The Secret of Nightingale Wood by Lucy Strange (9781338157475)
This British debut is a riveting look at mental illness after the First World War. Henry and her family have moved to Hope House, but Henry’s mother isn’t herself and soon is prescribed absolute bed rest, medicated to keep her asleep most of the time and her door is locked so Henry can’t see her. Henry is left in the rented house with her new baby sister and their nanny who also cares for Henry’s mother. Her father has left to work out of the country. Meanwhile, Henry is drawn to the woods on the property and there she meets a woman who lives on her own in a rundown caravan. She also starts to see and speak to the ghost of her dead brother. As Henry works to figure out what is happening to her mother and how she can reach her, doctors begin to threaten to take her mother to an asylum and hint at the kinds of treatments they might do.

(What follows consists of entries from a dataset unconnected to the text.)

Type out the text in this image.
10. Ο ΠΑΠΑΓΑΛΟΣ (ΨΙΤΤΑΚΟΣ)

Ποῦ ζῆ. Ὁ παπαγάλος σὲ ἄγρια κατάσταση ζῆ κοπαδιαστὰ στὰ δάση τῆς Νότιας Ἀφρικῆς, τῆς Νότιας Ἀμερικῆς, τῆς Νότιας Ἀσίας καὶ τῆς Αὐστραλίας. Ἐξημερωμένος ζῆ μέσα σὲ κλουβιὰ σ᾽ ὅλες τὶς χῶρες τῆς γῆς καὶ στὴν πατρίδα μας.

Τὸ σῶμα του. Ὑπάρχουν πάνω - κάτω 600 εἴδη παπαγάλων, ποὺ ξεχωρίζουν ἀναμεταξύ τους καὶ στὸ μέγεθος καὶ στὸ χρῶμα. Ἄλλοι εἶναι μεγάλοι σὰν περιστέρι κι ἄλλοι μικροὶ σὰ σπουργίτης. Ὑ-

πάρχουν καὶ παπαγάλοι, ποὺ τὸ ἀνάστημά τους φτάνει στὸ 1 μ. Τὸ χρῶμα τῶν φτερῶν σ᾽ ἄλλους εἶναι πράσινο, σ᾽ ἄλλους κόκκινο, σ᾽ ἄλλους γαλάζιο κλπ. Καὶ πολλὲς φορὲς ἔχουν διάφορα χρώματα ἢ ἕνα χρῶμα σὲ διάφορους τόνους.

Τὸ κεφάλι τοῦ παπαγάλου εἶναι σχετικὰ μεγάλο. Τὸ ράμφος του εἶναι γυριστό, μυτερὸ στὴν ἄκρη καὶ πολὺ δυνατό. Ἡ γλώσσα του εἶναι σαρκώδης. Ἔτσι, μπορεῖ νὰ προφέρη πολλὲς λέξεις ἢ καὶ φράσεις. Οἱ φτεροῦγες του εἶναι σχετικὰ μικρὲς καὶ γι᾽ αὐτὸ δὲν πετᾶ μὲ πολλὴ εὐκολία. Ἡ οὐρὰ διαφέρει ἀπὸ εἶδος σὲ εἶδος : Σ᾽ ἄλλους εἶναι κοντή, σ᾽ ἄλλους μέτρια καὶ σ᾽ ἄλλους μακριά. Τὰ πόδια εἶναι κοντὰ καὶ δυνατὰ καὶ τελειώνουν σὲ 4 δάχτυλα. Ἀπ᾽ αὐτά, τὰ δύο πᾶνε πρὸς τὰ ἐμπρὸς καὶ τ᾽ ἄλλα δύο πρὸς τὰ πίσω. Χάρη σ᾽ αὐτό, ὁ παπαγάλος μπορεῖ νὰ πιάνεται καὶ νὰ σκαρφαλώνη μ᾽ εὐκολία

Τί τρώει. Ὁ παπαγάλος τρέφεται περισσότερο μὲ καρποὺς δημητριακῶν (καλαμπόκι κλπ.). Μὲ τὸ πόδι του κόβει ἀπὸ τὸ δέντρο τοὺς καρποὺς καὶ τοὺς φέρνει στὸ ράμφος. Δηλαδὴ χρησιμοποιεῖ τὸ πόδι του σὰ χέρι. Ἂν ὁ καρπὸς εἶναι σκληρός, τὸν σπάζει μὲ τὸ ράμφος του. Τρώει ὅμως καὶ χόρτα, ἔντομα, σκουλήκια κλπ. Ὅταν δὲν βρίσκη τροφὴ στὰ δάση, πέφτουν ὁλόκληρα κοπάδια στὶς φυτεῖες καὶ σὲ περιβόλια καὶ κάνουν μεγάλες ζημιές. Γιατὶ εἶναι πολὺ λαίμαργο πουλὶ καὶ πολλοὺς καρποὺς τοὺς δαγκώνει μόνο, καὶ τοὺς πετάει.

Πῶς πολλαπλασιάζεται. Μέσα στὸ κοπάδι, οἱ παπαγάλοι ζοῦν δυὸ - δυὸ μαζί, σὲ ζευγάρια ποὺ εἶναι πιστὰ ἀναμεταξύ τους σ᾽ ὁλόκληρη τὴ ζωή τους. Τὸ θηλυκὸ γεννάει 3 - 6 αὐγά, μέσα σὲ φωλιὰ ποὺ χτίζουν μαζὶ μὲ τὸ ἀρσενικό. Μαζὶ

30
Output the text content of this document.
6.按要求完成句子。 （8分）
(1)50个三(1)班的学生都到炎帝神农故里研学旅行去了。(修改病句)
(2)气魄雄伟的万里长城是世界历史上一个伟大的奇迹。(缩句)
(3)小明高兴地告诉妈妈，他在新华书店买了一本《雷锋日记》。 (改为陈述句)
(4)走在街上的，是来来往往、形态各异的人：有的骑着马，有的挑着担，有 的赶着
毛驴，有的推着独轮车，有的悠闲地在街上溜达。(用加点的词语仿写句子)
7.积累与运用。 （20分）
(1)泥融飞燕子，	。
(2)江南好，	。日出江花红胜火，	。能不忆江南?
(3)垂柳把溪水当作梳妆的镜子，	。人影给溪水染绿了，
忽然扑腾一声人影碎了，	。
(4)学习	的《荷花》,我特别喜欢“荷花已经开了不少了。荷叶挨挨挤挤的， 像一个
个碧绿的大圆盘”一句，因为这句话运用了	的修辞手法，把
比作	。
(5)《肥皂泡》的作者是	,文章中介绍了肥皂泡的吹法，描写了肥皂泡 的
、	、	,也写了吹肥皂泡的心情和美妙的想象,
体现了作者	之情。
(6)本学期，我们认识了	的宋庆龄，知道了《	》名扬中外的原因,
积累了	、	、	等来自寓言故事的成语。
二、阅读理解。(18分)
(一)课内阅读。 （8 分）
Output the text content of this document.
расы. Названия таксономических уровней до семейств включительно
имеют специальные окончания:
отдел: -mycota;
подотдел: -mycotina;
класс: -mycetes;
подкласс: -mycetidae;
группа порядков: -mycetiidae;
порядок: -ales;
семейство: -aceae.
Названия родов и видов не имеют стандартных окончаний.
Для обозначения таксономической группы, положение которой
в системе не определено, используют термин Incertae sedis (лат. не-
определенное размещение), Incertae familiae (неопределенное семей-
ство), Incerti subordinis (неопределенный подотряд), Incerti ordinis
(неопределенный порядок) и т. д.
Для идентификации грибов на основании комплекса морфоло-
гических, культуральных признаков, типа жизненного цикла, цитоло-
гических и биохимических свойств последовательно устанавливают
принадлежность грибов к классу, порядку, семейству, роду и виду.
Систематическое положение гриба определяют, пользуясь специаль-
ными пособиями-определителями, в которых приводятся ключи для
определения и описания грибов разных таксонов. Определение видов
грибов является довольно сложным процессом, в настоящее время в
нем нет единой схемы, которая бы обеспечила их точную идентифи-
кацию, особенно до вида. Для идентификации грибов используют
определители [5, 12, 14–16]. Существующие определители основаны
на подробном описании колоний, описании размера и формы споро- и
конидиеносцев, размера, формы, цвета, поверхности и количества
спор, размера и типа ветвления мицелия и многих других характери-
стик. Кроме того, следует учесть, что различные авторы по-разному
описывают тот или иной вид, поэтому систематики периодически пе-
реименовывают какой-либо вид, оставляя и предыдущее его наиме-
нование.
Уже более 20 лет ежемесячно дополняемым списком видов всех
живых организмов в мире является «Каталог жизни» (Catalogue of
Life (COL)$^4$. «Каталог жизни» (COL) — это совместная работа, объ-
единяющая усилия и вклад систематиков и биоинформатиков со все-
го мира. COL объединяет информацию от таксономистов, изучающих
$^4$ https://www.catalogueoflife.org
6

Henry soon becomes the only one able to rescue them all.
Strange writes with an eye for detail and a flair for metaphors that create a deep and lush mood throughout this novel. Her writing invites us all to explore darkness, the drama of woods at night and to make friends with those haunting us. The historical setting in Britain is particularly well drawn. The invasive treatments for depression are hinted at, just enough for young readers to understand the threat but not enough for them to be truly frightened.
Henry is a grand heroine. She finds herself far out of her depth in this novel and yet navigates dealing with adults with grace and a certain style. She understands more than the adults in the novel give her credit for and in the end she figures out how best to fix the problems herself, with some help from her grownup friends.
This British import will be enjoyed by fans of classics who will enjoy the historical setting and call for one girl to be the hero. Appropriate for ages 9-12.
Reviewed from ARC provided by Scholastic.